According to Assemblyman Hakeem Jeffries, D-Brooklyn, quoting Winston Churchill to describe the state of the ongoing fight against Atlantic Yards redevelopment: "It is the end of the beginning."

Jeffries joined concerned residents, civic leaders and other elected officials at a meeting Saturday afternoon to discuss the next chapter for those opposed to a mega-project that was no longer a matter of plans or renderings — but as , more and more of a day-to-day reality.

"We were not successful," said Gib Veconi, a member of the board of the Prospect Heights Neighborhood Development Council, of efforts thus far by civic groups and residents seeking to stop, delay or alter the course of Atlantic Yards development. 

With recourse to the courts almost completely cut off, critics of the Atlantic Yards project detailed a new strategy to make the powers-that-be at the site more accountable to residents concerned about traffic impacts, plans for surface parking and a 25-year development timetable. 

"You can no longer have a public-private partnership with the public nowhere to be found," Jeffries said.

Along with state Sen.
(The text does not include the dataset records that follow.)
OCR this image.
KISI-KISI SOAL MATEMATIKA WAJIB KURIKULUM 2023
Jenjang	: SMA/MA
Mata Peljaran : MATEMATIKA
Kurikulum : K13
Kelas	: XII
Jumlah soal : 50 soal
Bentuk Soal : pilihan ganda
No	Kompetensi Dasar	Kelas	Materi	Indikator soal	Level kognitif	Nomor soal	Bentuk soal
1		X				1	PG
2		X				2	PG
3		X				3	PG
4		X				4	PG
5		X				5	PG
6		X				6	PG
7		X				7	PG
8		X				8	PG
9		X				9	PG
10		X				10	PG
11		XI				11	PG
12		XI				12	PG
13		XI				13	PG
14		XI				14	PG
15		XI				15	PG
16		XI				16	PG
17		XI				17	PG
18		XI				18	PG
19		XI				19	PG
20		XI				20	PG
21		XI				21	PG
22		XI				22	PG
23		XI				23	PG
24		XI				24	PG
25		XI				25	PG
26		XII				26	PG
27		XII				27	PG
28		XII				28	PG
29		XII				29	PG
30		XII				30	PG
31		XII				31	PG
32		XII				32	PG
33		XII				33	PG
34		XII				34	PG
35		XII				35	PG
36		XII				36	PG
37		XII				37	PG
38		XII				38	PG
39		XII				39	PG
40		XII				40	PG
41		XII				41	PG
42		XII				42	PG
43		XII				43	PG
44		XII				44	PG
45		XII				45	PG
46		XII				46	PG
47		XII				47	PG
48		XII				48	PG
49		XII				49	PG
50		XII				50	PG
Velmanette Montgomery, D-Brooklyn, Jeffries is a chief sponsor of legislation creating a subsidiary of the Empire State Economic Development Corp. to oversee development at the 22-acre site. 

As proposed, this Atlantic Yards oversight entity would be modeled on similar panels already in place at city projects like Queens West, Moynihan Station and Brooklyn Bridge Park. 

"This is the largest project being done in Brooklyn with no community voice," said 52nd Assembly District leader and Boerum Hill resident Jo Anne Simon. "This is something we have a right to."

Sponsored by Brooklyn Speaks, a coalition of civic groups from neighborhoods adjacent to Atlantic Yards, the meeting focused on governance reform for a project that critics said had already failed to provide promised benefits such as affordable housing and jobs for the community. 

"We were promised 2,200 units of affordable housing, jobs and open spaces," said Michelle de la Uz, co-chair of the Fifth Avenue Committee. "All of these pieces have been delayed."

For Prospect Heights resident Wayne Bailey, it was concerns over the parking of construction vehicles on his block of Pacific Street between 6th and Carlton avenues that brought him to Saturday's meeting at Atlantic Terrace. 

"It's about governance," Bailey said. "It's about knowing who to call when you have a problem."

The bill creating an oversight panel for Atlantic Yards is currently in the Assembly's powerful Rules Committee, which is chaired by Speaker Sheldon Silver. 

Speaking in an empty space with the steel of the rising Barclays Center visible through a window, Jeffries seemed optimistic about the bill's chances of getting a full Assembly vote before the Legislature convened for its summer recess on June 20. 

However, Montgomery — who saw a similar effort fail to pass through a Democrat-controlled state Senate last year — left on a more pragmatic note.

"We are dealing with an environment where money trumps almost everything," she said. "It's been our problem since the beginning."